I knew I was pregnant at the moment of conception. I know it sounds crazy, but I felt the presence of another life like an epiphany. I know she was a girl the same way I knew I was pregnant. I can’t explain it. I just know. It seemed to be a foregone conclusion that I would have an abortion.

Everyone in whom I confided my situation presumed that’s what I would do. Not a single person asked me if I wanted my baby, or suggested adoption as an alternative.

In that echo chamber of voices telling me to kill my baby, my own voice was drowned out.

And so, my way of “not hurting” my daughter was to sentence her to death. A culture that had been obsessed with sexual pleasure longer than I’d been alive had brought me up to believe this was the lesser evil.

It bombarded me with stories of women going on to great successes after their abortions, without ever shedding a tear over the dead babies they left in their wakes. It whispered to me that nobody else regretted their abortions, so there must be something wrong with me for regretting mine.

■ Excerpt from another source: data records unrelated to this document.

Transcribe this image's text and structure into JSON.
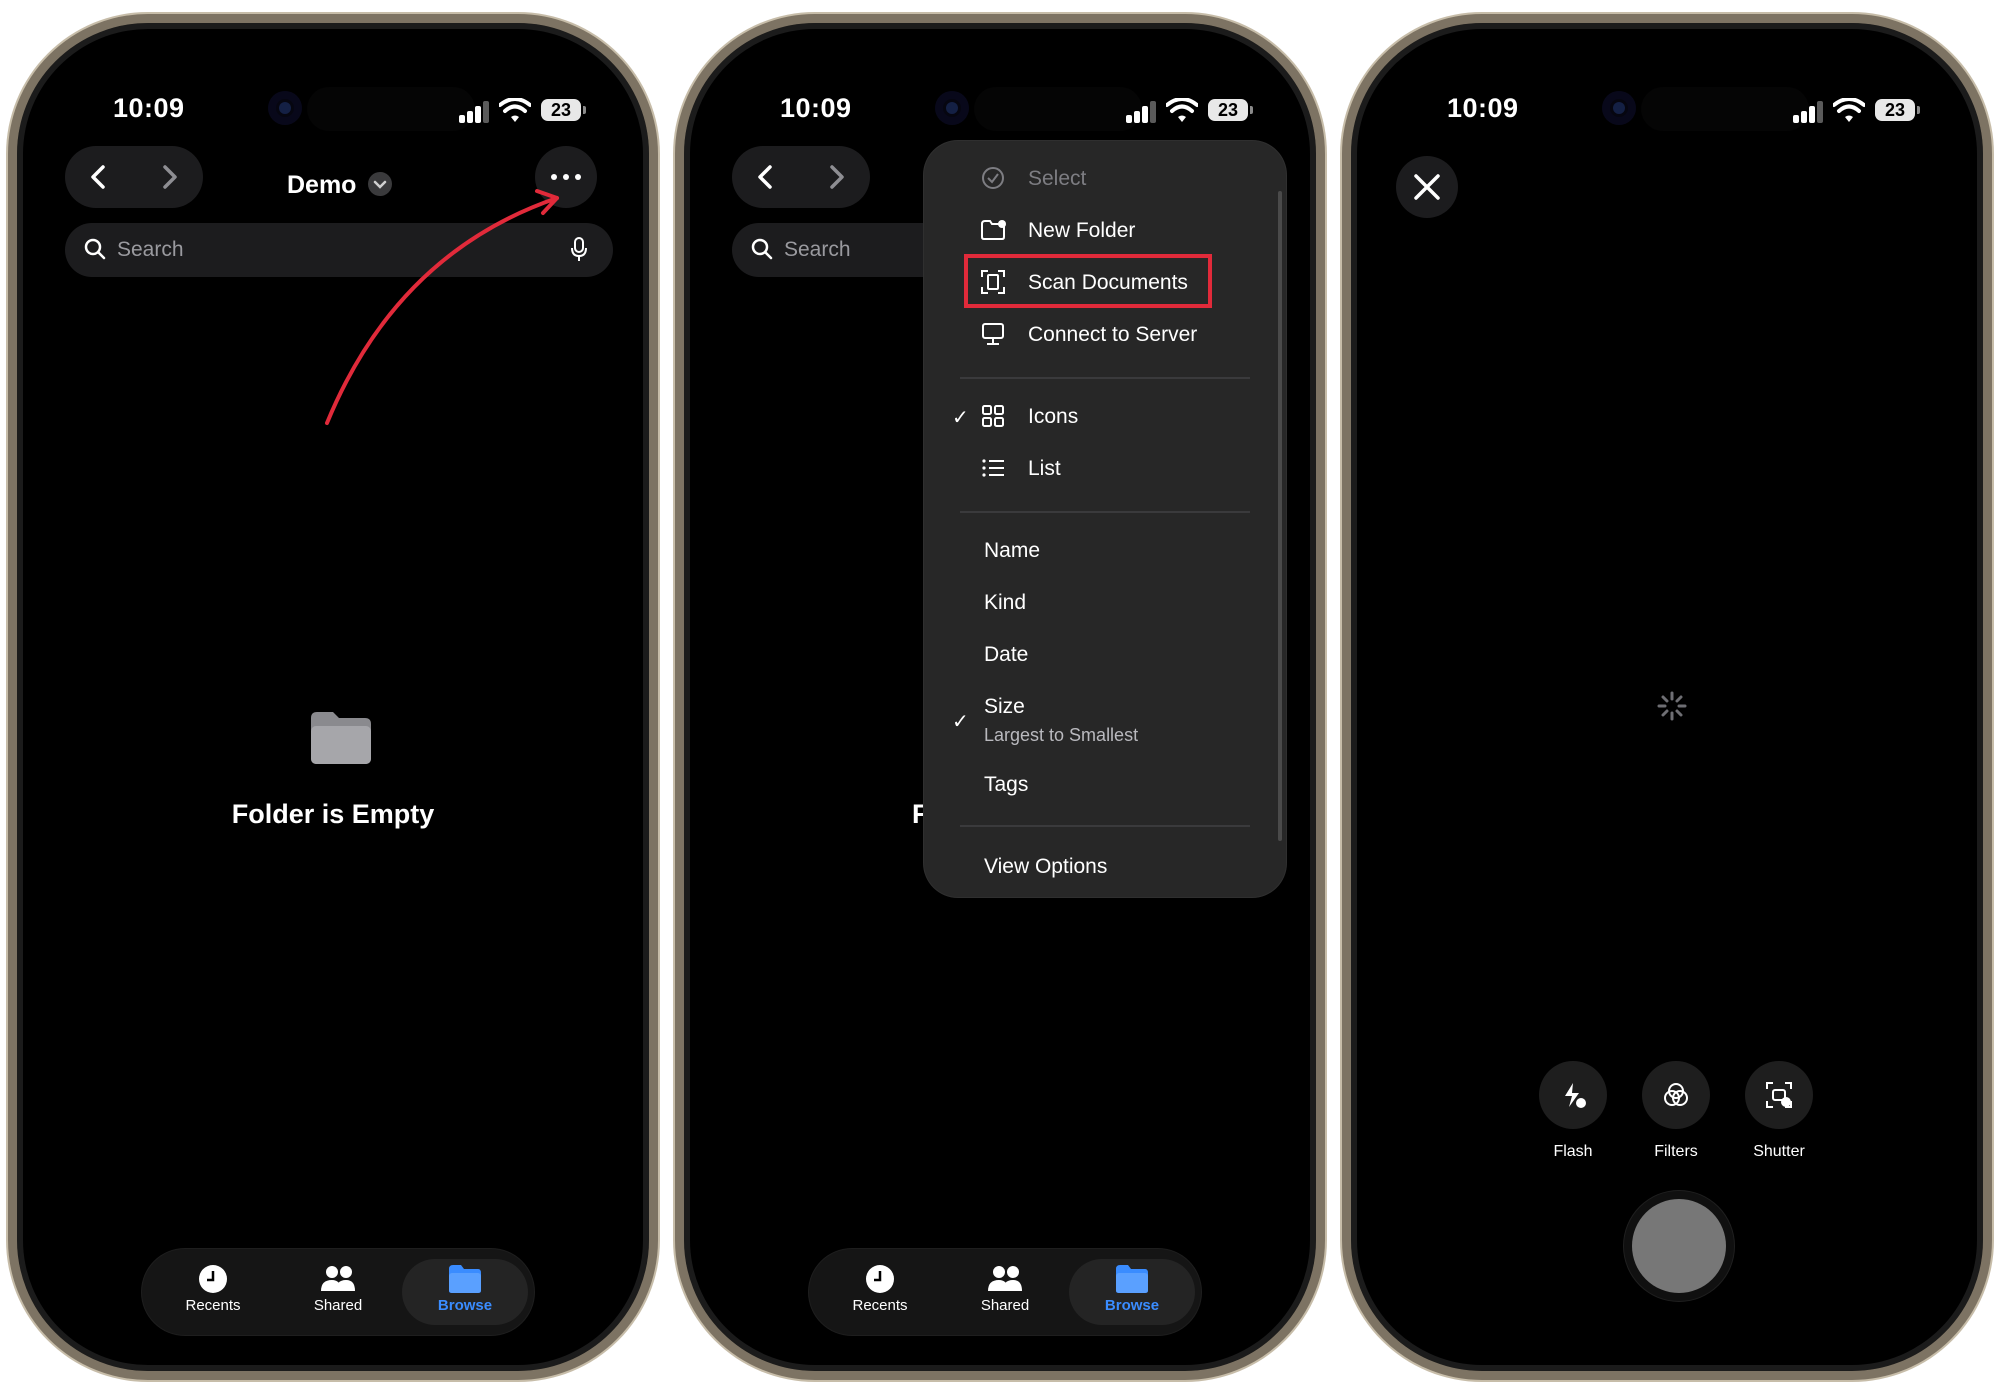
{
  "status": {
    "time": "10:09",
    "battery": "23"
  },
  "screen1": {
    "title": "Demo",
    "search_placeholder": "Search",
    "empty_title": "Folder is Empty",
    "tabs": [
      {
        "label": "Recents"
      },
      {
        "label": "Shared"
      },
      {
        "label": "Browse"
      }
    ]
  },
  "screen2": {
    "search_placeholder": "Search",
    "partial_empty_text": "F",
    "menu": {
      "actions": [
        {
          "label": "Select",
          "icon": "checkmark-circle-icon",
          "disabled": true
        },
        {
          "label": "New Folder",
          "icon": "new-folder-icon"
        },
        {
          "label": "Scan Documents",
          "icon": "scan-documents-icon",
          "highlighted": true
        },
        {
          "label": "Connect to Server",
          "icon": "monitor-icon"
        }
      ],
      "view": [
        {
          "label": "Icons",
          "icon": "grid-icon",
          "checked": true
        },
        {
          "label": "List",
          "icon": "list-icon"
        }
      ],
      "sort": [
        {
          "label": "Name"
        },
        {
          "label": "Kind"
        },
        {
          "label": "Date"
        },
        {
          "label": "Size",
          "subtitle": "Largest to Smallest",
          "checked": true
        },
        {
          "label": "Tags"
        }
      ],
      "footer": "View Options"
    },
    "tabs": [
      {
        "label": "Recents"
      },
      {
        "label": "Shared"
      },
      {
        "label": "Browse"
      }
    ]
  },
  "screen3": {
    "controls": [
      {
        "label": "Flash",
        "icon": "flash-auto-icon"
      },
      {
        "label": "Filters",
        "icon": "filters-icon"
      },
      {
        "label": "Shutter",
        "icon": "auto-shutter-icon"
      }
    ]
  },
  "colors": {
    "accent": "#3a8cff",
    "highlight": "#e12a3a",
    "frame": "#7d7363"
  }
}
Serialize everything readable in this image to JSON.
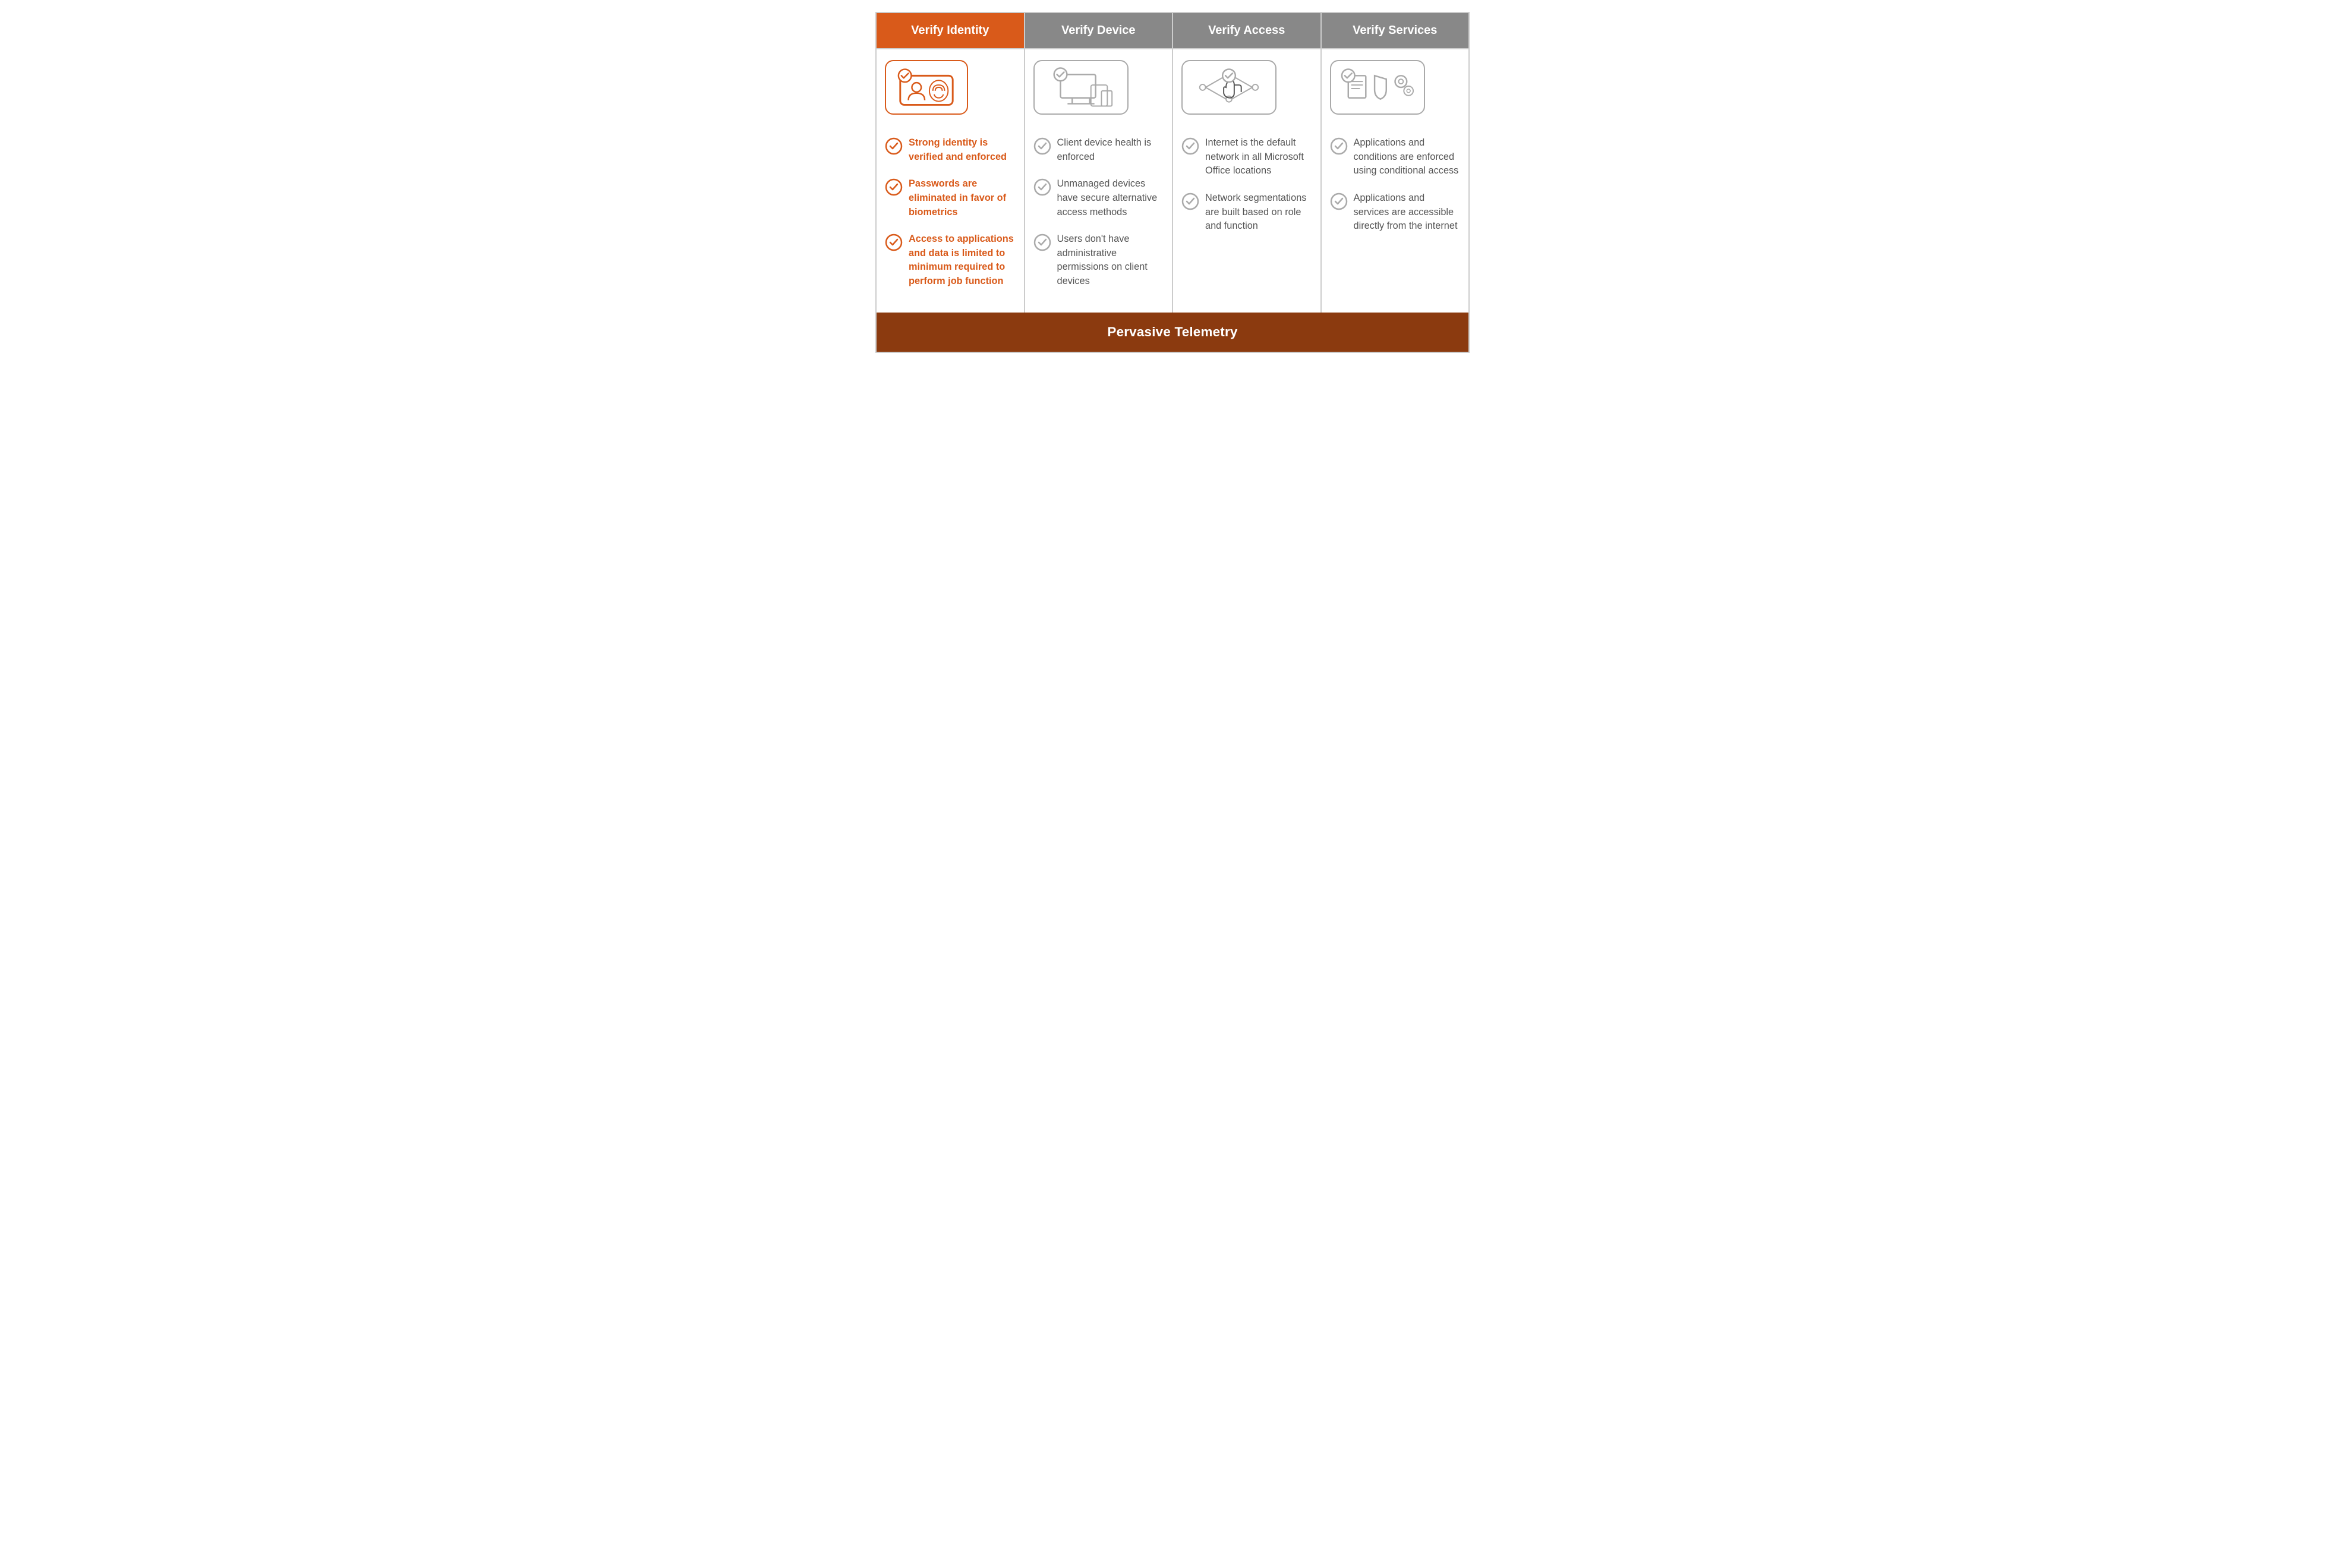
{
  "headers": [
    {
      "id": "identity",
      "label": "Verify Identity",
      "orange": true
    },
    {
      "id": "device",
      "label": "Verify Device",
      "orange": false
    },
    {
      "id": "access",
      "label": "Verify Access",
      "orange": false
    },
    {
      "id": "services",
      "label": "Verify Services",
      "orange": false
    }
  ],
  "columns": {
    "identity": {
      "items": [
        {
          "text": "Strong identity is verified and enforced",
          "orange": true
        },
        {
          "text": "Passwords are eliminated in favor of biometrics",
          "orange": true
        },
        {
          "text": "Access to applications and data is limited to minimum required to perform job function",
          "orange": true
        }
      ]
    },
    "device": {
      "items": [
        {
          "text": "Client device health is enforced",
          "orange": false
        },
        {
          "text": "Unmanaged devices have secure alternative access methods",
          "orange": false
        },
        {
          "text": "Users don't have administrative permissions on client devices",
          "orange": false
        }
      ]
    },
    "access": {
      "items": [
        {
          "text": "Internet is the default network in all Microsoft Office locations",
          "orange": false
        },
        {
          "text": "Network segmentations are built based on role and function",
          "orange": false
        }
      ]
    },
    "services": {
      "items": [
        {
          "text": "Applications and conditions are enforced using conditional access",
          "orange": false
        },
        {
          "text": "Applications and services are accessible directly from the internet",
          "orange": false
        }
      ]
    }
  },
  "footer": {
    "label": "Pervasive Telemetry"
  }
}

And I believed it. I believed it so sincerely that I did the whole thing over again three years later. I felt the same heartbreak, shame, guilt, and lamenting regret afterward; yet if you’d asked me about it any time over the following 13 years, I would’ve given you 1,001 reasons why what I’d done had been the “right thing.”

I would never have admitted my secret sorrow, because I believed to do so would be to admit my defectiveness. And yet, I had a nagging feeling of empty despair, which ultimately led to an (failed) attempt to take my own life.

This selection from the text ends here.